On m’objectera : mais ce n’est pas de la géographie ! Mais si la géographie est la connaissance de l’espace et, notamment, des Etats, de deux choses l’une : ou une « fiche d’identité » statistique suffit ou une approche « impressionniste », ce qu’utilisent souvent les journalistes, donne à se poser les questions, à défaut d’avoir des réponses. Je n’écris pas qu’un historien des religions fait une meilleure géographie qu’un géographe, mais un lecteur lambda qui ne connaît rien au Bénin, n’est-il pas enclin à aller plus loin en lisant le texte d’Odon Vallet plutôt que de n’avoir à s’en tenir qu’à des densités moyennes et des pourcentages d’activité ?

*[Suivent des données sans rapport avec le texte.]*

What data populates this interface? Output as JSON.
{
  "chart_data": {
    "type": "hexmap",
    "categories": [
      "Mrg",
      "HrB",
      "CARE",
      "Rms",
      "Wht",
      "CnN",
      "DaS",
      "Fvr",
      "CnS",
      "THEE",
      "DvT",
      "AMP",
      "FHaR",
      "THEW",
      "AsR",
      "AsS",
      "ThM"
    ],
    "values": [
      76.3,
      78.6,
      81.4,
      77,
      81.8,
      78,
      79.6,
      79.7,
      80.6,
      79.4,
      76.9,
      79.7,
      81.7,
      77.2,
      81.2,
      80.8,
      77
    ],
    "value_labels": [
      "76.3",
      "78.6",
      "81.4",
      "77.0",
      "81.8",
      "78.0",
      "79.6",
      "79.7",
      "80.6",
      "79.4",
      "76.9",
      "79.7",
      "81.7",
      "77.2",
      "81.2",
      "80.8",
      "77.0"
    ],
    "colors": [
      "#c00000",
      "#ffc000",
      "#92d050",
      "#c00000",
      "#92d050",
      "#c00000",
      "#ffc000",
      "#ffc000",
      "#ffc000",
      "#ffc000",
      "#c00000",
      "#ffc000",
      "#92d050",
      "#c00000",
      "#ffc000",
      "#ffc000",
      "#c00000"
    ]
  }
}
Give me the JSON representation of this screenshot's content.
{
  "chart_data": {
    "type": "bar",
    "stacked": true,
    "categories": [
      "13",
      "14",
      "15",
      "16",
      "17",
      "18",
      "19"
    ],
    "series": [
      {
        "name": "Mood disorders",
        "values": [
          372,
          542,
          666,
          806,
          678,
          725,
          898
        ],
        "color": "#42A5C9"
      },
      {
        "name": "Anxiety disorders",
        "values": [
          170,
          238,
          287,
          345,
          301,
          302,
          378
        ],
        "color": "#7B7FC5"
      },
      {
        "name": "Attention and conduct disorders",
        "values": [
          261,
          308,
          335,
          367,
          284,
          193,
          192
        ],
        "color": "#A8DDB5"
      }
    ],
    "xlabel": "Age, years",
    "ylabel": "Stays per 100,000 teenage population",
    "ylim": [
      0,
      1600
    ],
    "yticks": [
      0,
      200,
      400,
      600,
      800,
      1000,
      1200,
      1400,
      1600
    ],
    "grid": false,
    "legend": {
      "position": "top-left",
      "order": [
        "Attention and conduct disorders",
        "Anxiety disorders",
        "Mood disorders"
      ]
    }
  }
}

Cela étant, le texte paru dans la presse procède par raccourcis : un Béninois qui a deux téléphones dans sa poche n’est sans doute pas celui qui cherche anxieusement à manger ; la disparition du bac scientifique n’est peut-être pas un « drame » dans ce pays. L’équilibre du territoire, la distribution des ethnies, la pression agraire sont des questions autrement plus géographiques et plus pressantes pour un chercheur. Mais pour le « grand public » ? Pour les élèves ? Pour ceux qui veulent simplement un « pass » de connaissances pour comprendre l’actualité au Bénin, qu’avons-nous à leur donner ?
On ne sera donc pas étonné que les nouvelles technologies provoquent des formes d’oublis qui puissent nous surprendre. Qui encombre sa mémoire aujourd’hui avec les numéros de téléphone ? Et comment faire de la géographie sans les Etats comme on en a inventé une sans les départements ? Ces questions ne sont pas bénignes lorsqu’on sait la tâche qui nous attend pour refonder l’école.
Gilles Fumey est professeur de géographie à l’université Paris-IV Sorbonne (IUFM et master Alimentation). Il est le rédacteur en chef de la revue de géographie culturelle « La Géographie ».
[1] Question redoutable lorsqu’on sait que l’ouvrage de Jean-Claude Barreau, Toute la géographie du monde, piètre redondance d’un planisphère politique, a connu un grand succès de librairie qui l’a promu en édition de poche.